Tüm dünya kömüre dayalı elektrik üretiminden uzaklaşmaya çalışırken Türkiye, karbon emisyonlu yoluna tam gaz devam ediyor. Bu da yetmezmiş gibi “elektrik ihtiyacı” bahane edilerek zeytinlikler, madencilik şirketlerine peşkeş çekiliyor.
“Her krizi fırsata çevirme” anlayışı, Rusya – Ukrayna Savaşı’nı da sözüm ona fırsata çevirerek zeytinliklerin maden firmalarına kurban edilmesinin yolunu açtı.

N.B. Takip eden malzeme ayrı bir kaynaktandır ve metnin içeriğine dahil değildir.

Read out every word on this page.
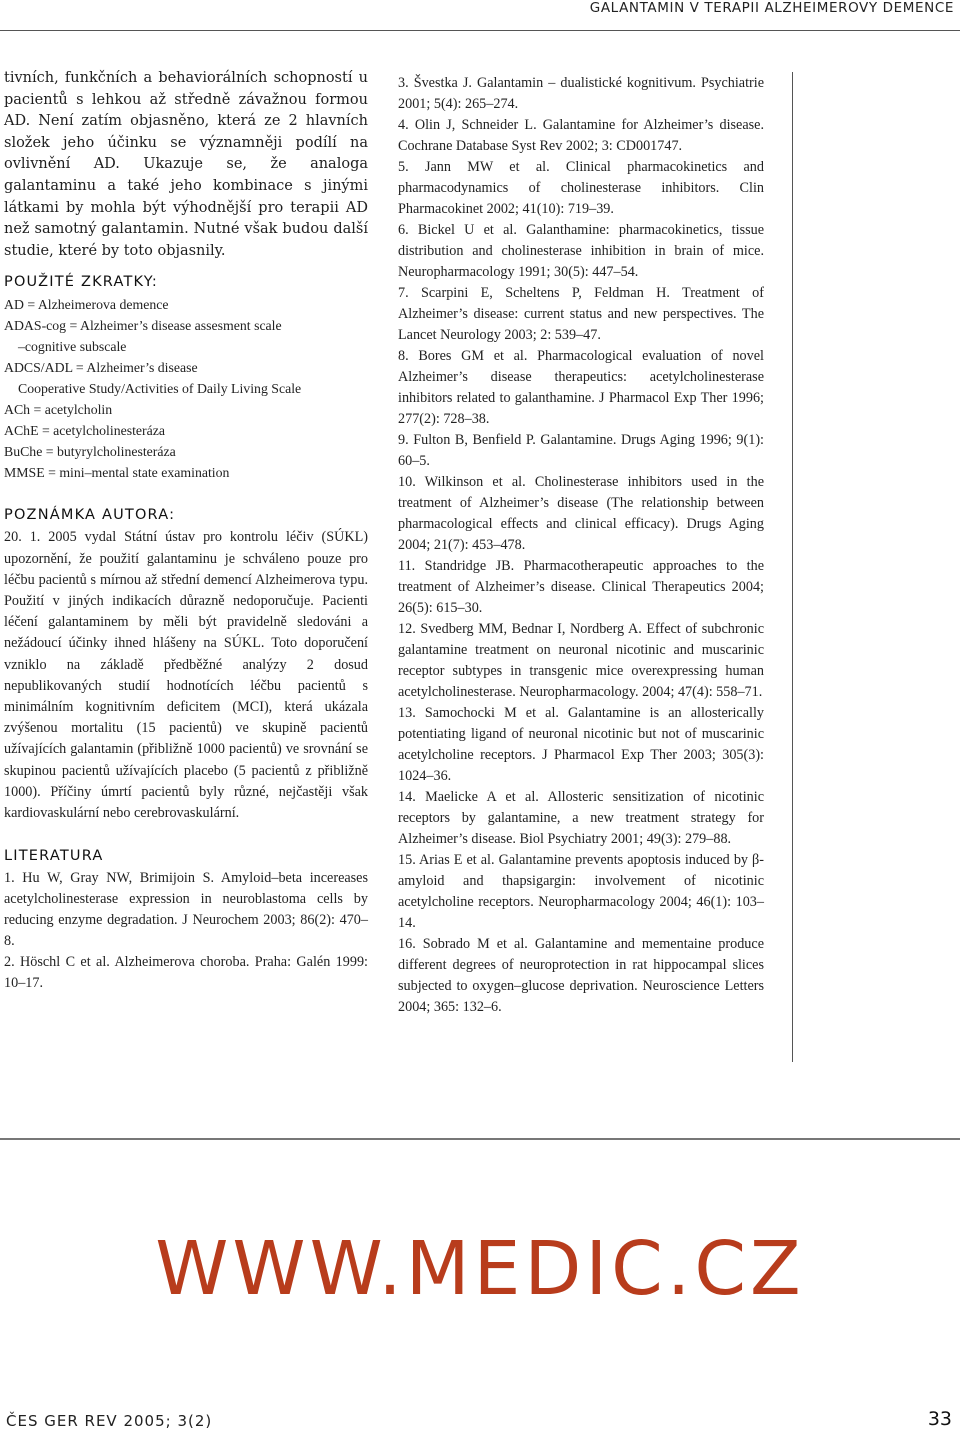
GALANTAMIN V TERAPII ALZHEIMEROVY DEMENCE

tivních, funkčních a behaviorálních schopností u pacientů s lehkou až středně závažnou formou AD. Není zatím objasněno, která ze 2 hlavních složek jeho účinku se významněji podílí na ovlivnění AD. Ukazuje se, že analoga galantaminu a také jeho kombinace s jinými látkami by mohla být výhodnější pro terapii AD než samotný galantamin. Nutné však budou další studie, které by toto objasnily.

POUŽITÉ ZKRATKY:
AD = Alzheimerova demence
ADAS-cog = Alzheimer’s disease assesment scale
–cognitive subscale
ADCS/ADL = Alzheimer’s disease
Cooperative Study/Activities of Daily Living Scale
ACh = acetylcholin
AChE = acetylcholinesteráza
BuChe = butyrylcholinesteráza
MMSE = mini–mental state examination
POZNÁMKA AUTORA:

20. 1. 2005 vydal Státní ústav pro kontrolu léčiv (SÚKL) upozornění, že použití galantaminu je schváleno pouze pro léčbu pacientů s mírnou až střední demencí Alzheimerova typu. Použití v jiných indikacích důrazně nedoporučuje. Pacienti léčení galantaminem by měli být pravidelně sledováni a nežádoucí účinky ihned hlášeny na SÚKL. Toto doporučení vzniklo na základě předběžné analýzy 2 dosud nepublikovaných studií hodnotících léčbu pacientů s minimálním kognitivním deficitem (MCI), která ukázala zvýšenou mortalitu (15 pacientů) ve skupině pacientů užívajících galantamin (přibližně 1000 pacientů) ve srovnání se skupinou pacientů užívajících placebo (5 pacientů z přibližně 1000). Příčiny úmrtí pacientů byly různé, nejčastěji však kardiovaskulární nebo cerebrovaskulární.

LITERATURA
1. Hu W, Gray NW, Brimijoin S. Amyloid–beta incereases acetylcholinesterase expression in neuroblastoma cells by reducing enzyme degradation. J Neurochem 2003; 86(2): 470–8.
2. Höschl C et al. Alzheimerova choroba. Praha: Galén 1999: 10–17.
3. Švestka J. Galantamin – dualistické kognitivum. Psychiatrie 2001; 5(4): 265–274.
4. Olin J, Schneider L. Galantamine for Alzheimer’s disease. Cochrane Database Syst Rev 2002; 3: CD001747.
5. Jann MW et al. Clinical pharmacokinetics and pharmacodynamics of cholinesterase inhibitors. Clin Pharmacokinet 2002; 41(10): 719–39.
6. Bickel U et al. Galanthamine: pharmacokinetics, tissue distribution and cholinesterase inhibition in brain of mice. Neuropharmacology 1991; 30(5): 447–54.
7. Scarpini E, Scheltens P, Feldman H. Treatment of Alzheimer’s disease: current status and new perspectives. The Lancet Neurology 2003; 2: 539–47.
8. Bores GM et al. Pharmacological evaluation of novel Alzheimer’s disease therapeutics: acetylcholinesterase inhibitors related to galanthamine. J Pharmacol Exp Ther 1996; 277(2): 728–38.
9. Fulton B, Benfield P. Galantamine. Drugs Aging 1996; 9(1): 60–5.
10. Wilkinson et al. Cholinesterase inhibitors used in the treatment of Alzheimer’s disease (The relationship between pharmacological effects and clinical efficacy). Drugs Aging 2004; 21(7): 453–478.
11. Standridge JB. Pharmacotherapeutic approaches to the treatment of Alzheimer’s disease. Clinical Therapeutics 2004; 26(5): 615–30.
12. Svedberg MM, Bednar I, Nordberg A. Effect of subchronic galantamine treatment on neuronal nicotinic and muscarinic receptor subtypes in transgenic mice overexpressing human acetylcholinesterase. Neuropharmacology. 2004; 47(4): 558–71.
13. Samochocki M et al. Galantamine is an allosterically potentiating ligand of neuronal nicotinic but not of muscarinic acetylcholine receptors. J Pharmacol Exp Ther 2003; 305(3): 1024–36.
14. Maelicke A et al. Allosteric sensitization of nicotinic receptors by galantamine, a new treatment strategy for Alzheimer’s disease. Biol Psychiatry 2001; 49(3): 279–88.
15. Arias E et al. Galantamine prevents apoptosis induced by β-amyloid and thapsigargin: involvement of nicotinic acetylcholine receptors. Neuropharmacology 2004; 46(1): 103–14.
16. Sobrado M et al. Galantamine and mementaine produce different degrees of neuroprotection in rat hippocampal slices subjected to oxygen–glucose deprivation. Neuroscience Letters 2004; 365: 132–6.
WWW.MEDIC.CZ
ČES GER REV 2005; 3(2)	33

“MADEN YÖNETMELİĞİNDE DEĞİŞİKLİK YAPILMASINA DAİR YÖNETMELİK” başlığıyla Resmî Gazete’de yayımlanan düzenlemede, Maden Yönetmeliği’nin 115. maddesine fıkra eklemesi yapıldı.
Bu kapsamda, “Ülkenin elektrik ihtiyacını karşılamak üzere yürütülen madencilik faaliyetlerinin tapuda zeytinlik olarak kayıtlı olan alanlara denk gelmesi ve faaliyetlerin başka alanlarda yürütülmesinin mümkün olmaması durumunda” zeytinliklerde madencilik faaliyetlerine izin verilebileceğine dair karar çıktı.
Yeni yönetmelikte yer alan, “Madencilik faaliyeti yürütecek kişinin, faaliyetlerin bitiminde sahayı rehabilite ederek eski hale getireceğini taahhüt etmesi şartıyla” ifadesinin bilimsel ve mantıksal tutarlılığını sorgulamayı ise siz değerli okurlarımızın takdirine bırakıyoruz.

“Su fakiri” olma yolunda ilerleyen Türkiye’nin zeytin ağaçları, halihazırda kuraklık ve insan kaynaklı iklim değişikliği gibi büyün sorunlarla boğuşurken bu düzenlemeyi hiçbir açıdan doğru bulmuyor, ekolojik ve yerel ekonomik kayıpları önlemek adına bu hatadan bir an önce vazgeçilmesini talep ediyoruz.
Gastro Eko olarak bu talanı kabul etmiyor, kimse yokken orada olan ağaçların yaşam hakkını savunuyoruz.
Düşün artık şu ağaçların yakasından!